← Back to context

Comment by johncolanduoni

1 day ago

Well, Windows is an odd beast when 8-bit file names are used. If done naively, you can’t express all valid filenames with even broken UTF-8 and non-valid-Unicode filenames cannot be encoded to UTF-8 without loss or some weird convention.

You can do something like WTF-8 (not a misspelling, alas) to make it bidirectional. Rust does this under the hood but doesn’t expose the internal representation.

What do you mean by "when 8-bit filenames are used"? Do you mean the -A APIs, like CreateFileA()? Those do not take UTF-8, mind you -- unless you are using a relatively recent version of Windows that allows you to run your process with a UTF-8 codepage.

In general, Windows filenames are Unicode and you can always express those filenames by using the -W APIs (like CreateFileW()).

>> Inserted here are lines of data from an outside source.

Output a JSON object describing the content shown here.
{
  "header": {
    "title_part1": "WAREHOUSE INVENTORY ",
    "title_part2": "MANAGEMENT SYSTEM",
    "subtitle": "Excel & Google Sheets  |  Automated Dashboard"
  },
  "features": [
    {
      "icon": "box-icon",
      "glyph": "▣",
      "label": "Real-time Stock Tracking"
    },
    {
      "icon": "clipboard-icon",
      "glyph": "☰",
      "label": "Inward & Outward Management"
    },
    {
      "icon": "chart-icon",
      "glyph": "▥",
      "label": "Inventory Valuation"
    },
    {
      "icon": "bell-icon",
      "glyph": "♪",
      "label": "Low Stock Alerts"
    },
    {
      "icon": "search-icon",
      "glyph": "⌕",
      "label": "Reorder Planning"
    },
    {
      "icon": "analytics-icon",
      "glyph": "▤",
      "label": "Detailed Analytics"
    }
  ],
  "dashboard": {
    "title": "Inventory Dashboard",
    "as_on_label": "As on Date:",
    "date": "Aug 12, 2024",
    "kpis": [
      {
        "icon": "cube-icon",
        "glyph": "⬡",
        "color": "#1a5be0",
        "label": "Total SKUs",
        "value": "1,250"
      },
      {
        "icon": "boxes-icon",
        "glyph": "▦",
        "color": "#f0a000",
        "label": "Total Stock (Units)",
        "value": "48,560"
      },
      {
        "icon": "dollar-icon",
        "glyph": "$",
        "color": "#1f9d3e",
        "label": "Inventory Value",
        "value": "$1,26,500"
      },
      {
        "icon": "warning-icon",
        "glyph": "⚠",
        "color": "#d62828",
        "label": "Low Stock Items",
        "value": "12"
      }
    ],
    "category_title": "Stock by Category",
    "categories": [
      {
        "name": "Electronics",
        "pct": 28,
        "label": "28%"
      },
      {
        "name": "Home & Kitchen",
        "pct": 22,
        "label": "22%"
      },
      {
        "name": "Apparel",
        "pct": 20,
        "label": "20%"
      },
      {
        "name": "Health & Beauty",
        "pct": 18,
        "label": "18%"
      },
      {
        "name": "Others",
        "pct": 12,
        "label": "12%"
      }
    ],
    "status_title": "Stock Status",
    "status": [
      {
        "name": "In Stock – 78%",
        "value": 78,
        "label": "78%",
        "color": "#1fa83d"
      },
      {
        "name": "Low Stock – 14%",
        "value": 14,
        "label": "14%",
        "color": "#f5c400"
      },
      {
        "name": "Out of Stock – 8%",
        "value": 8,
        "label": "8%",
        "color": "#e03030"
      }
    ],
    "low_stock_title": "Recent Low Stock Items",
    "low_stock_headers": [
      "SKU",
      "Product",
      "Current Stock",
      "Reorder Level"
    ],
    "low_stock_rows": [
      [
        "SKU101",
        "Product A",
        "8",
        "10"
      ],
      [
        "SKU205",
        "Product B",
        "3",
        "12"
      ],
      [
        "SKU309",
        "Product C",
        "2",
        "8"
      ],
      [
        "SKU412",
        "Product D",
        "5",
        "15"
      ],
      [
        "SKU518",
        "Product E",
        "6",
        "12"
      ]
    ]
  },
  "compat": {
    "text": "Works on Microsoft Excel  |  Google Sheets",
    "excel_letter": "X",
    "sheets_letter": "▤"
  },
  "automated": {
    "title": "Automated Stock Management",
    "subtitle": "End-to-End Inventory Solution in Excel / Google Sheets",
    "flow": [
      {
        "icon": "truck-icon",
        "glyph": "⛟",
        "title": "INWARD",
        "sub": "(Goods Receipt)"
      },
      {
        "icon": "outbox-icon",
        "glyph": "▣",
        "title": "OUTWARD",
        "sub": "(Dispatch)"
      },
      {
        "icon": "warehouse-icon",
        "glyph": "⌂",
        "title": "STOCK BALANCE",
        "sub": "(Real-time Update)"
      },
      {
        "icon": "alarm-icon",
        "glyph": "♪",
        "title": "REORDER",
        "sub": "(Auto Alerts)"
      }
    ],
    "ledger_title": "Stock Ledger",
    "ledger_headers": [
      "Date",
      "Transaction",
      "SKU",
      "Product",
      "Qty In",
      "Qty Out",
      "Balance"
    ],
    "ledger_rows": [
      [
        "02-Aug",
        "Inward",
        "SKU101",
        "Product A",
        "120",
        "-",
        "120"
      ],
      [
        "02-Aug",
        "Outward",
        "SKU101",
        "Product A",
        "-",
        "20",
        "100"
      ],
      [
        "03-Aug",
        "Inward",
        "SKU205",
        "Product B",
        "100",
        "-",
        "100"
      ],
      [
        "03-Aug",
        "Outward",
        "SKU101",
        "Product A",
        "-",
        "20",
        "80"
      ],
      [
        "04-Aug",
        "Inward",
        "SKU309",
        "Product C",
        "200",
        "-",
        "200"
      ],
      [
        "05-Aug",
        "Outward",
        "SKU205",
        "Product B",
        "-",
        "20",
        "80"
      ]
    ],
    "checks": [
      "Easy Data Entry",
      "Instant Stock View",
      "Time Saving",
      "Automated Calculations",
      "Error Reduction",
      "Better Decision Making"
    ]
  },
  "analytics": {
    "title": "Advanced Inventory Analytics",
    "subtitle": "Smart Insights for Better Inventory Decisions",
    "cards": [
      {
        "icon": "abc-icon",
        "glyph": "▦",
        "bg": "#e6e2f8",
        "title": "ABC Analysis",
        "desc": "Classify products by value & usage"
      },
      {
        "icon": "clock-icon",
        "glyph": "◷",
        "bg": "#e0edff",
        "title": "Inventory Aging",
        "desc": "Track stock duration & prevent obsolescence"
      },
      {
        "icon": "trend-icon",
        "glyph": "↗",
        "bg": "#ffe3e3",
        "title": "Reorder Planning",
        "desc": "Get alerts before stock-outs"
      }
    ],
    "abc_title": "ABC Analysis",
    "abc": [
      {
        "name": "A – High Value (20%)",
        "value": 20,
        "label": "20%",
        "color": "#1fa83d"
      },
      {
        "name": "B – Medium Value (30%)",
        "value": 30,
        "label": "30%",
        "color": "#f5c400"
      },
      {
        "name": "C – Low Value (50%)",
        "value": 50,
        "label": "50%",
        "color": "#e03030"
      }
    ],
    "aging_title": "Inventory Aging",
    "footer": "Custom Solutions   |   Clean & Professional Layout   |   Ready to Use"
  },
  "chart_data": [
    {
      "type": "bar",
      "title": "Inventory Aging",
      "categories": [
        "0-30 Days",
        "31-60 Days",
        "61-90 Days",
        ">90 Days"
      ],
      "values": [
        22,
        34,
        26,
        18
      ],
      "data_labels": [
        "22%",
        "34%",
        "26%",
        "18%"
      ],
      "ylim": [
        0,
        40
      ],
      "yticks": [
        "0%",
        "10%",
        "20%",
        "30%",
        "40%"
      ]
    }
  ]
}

  • Windows filenames in the W APIs are 16-bit (which the A APIs essentially wrap with conversions to the active old-school codepage), and are normally well formed UTF-16. But they aren’t required to be - NTFS itself only cares about 0x0000 and 0x005C (backslash) I believe, and all layers of the stack accept invalid UTF-16 surrogates. Don’t get me started on the normal Win32 path processing (Unicode normalization, “COM” is still a special file, etc.), some of which can be bypassed with the “\\?\” prefix when in NTFS.

    The upshot is that since the values aren’t always UTF-16, there’s no canonical way to convert them to single byte strings such that valid UTF-16 gets turned into valid UTF-8 but the rest can still be roundtripped. That’s what bastardized encodings like WTF-8 solve. The Rust Path API is the best take on this I’ve seen that doesn’t choke on bad Unicode.

  • I think it depends on the underlying filesystem. Unicode (UTF-16) is first-class on NTFS. But Windows still supports FAT, I guess, where multiple 8-bit encodings are possible: the so-called "OEM" code pages (437, 850 etc.) or "ANSI" code pages (1250, 1251 etc.). I haven't checked how recent Windows versions cope with FAT file names that cannot be represented as Unicode.

I believe the same is true on linux, which only cares about 0x2f bytes (i.e. /)

  • Windows paths are not necessarily well-formed UTF-16 (UCS-2 by some people’s definition) down to the filesystem level. If they were always well formed, you could convert to a single byte representation by straightforward Unicode re-encoding. But since they aren’t - there are choices that need to be made about what to do with malformed UTF-16 if you want to round trip them to single byte strings such that they match UTF-8 encoding if they are well formed.

    In Linux, they’re 8-bit almost-arbitrary strings like you noted, and usually UTF-8. So they always have a convenient 8-bit encoding (I.e. leave them alone). If you hated yourself and wanted to convert them to UTF-16, however, you’d have the same problem Windows does but in reverse.